Why the hell did he want her to understand? He wanted her to model, not for some goddamned philosophical discussion.

 

They worked all morning around an abandoned, crumbling Victorian house set alone in the center of a grassy field. They didn't share half a dozen words. The empty rooms were filled with the sounds of the wind rattling the old doors and leaded windows. From beside a broken window she watched the wind running through the tall yellow grass that heaved like a sea. The chill, empty rooms made her feel forlorn and lost. She was very conscious of Braden's detachment, of his silent, intent concentration. His work overrode his anger. She knew she had hurt him, and she didn't like hurting him. She had said his paintings weren't real. In effect she had said that what he felt, what he wanted to bring alive for others, was not real. She had implied that his work was of no worth.

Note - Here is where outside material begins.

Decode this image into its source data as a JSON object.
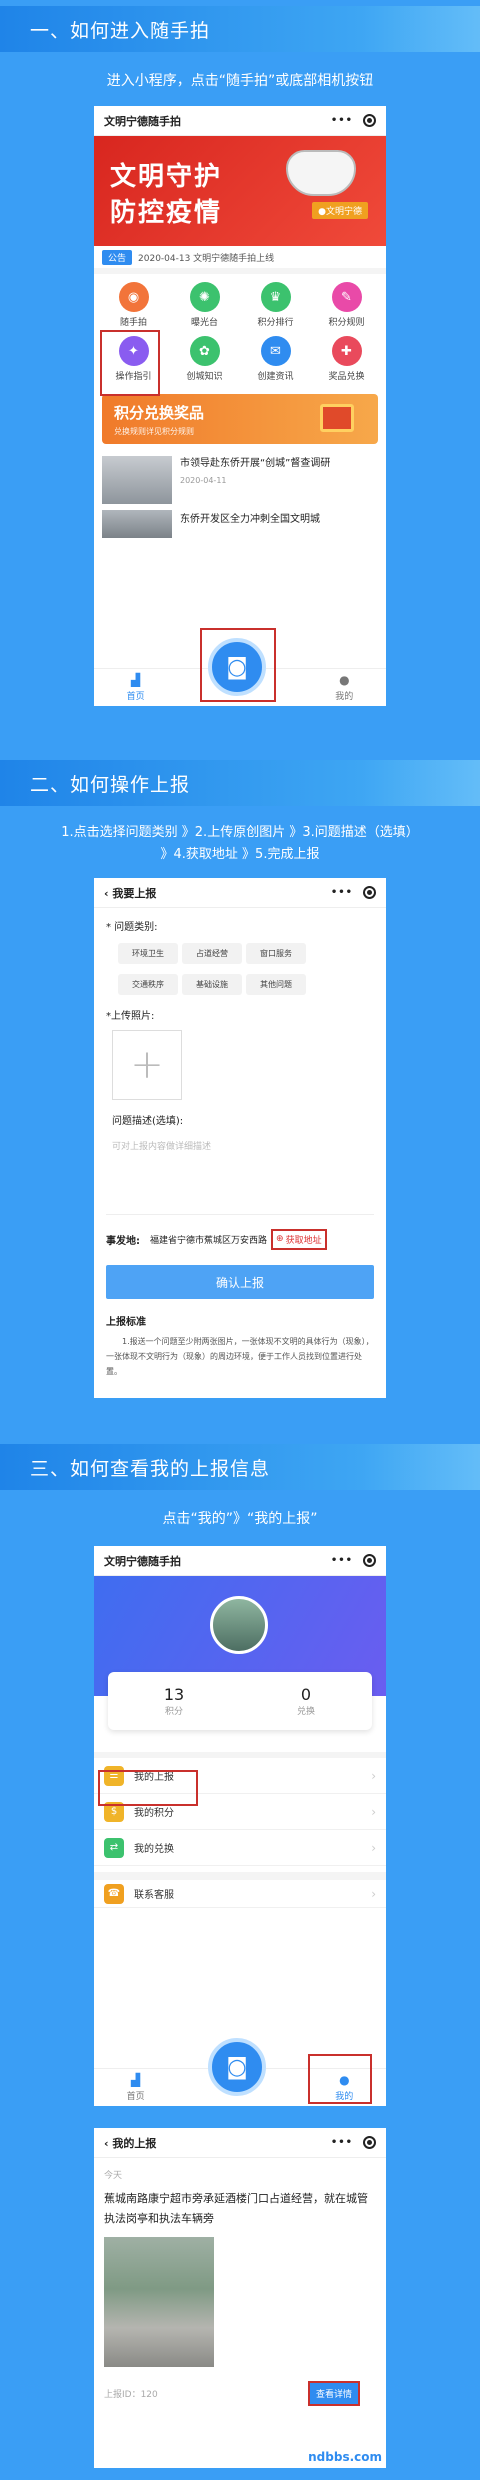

She hadn't meant that, and she hadn't meant to hurt him. She said, as he stood looking at a finished drawing, “I didn't mean that, about your work not being real.”

He frowned, picking up the drawing. It was of the leaded glass window reflecting shattered images of grass and sky and of herself.

She said, “I meant, not physically real. But—there is something else in your work.”

“You don't need to—”

“There is,” she interrupted, “the spirit of what we see.”
She looked at him deeply. “You bring alive the spirit of the physical world and make it real for others. That is your great strength, Braden West. In that way, what you do is very real.”

He looked embarrassed, and looked at her deeply for a moment then turned away. She wanted to take his hand, wanted to touch him; but she dropped her hand and moved into the pose he wanted, turning casually, relaxed, until he told her to hold. And as he worked she watched him beneath lowered lashes, feeling the tension growing between them, a tension charged now not with anger and misunderstanding but with something intimate, a need drawing them together though he didn't touch her.

When they stopped to share the lunch he had packed, he wasn't angry, his glances still caressed her as they had when he drew her. In the last drawing she was standing before a stained glass door, her face streaked with its red and green light. She said, teasing him, “If physics makes things real, then this is the way I
was
at this minute. I was red and green.”

He stared at her, scowling again, then started to laugh. He dropped the lid of the basket and reached for her, hugging her close, and when he kissed her it was a long, slow kiss. She leaned into him, kissing him back, forgetting what he thought about cat people.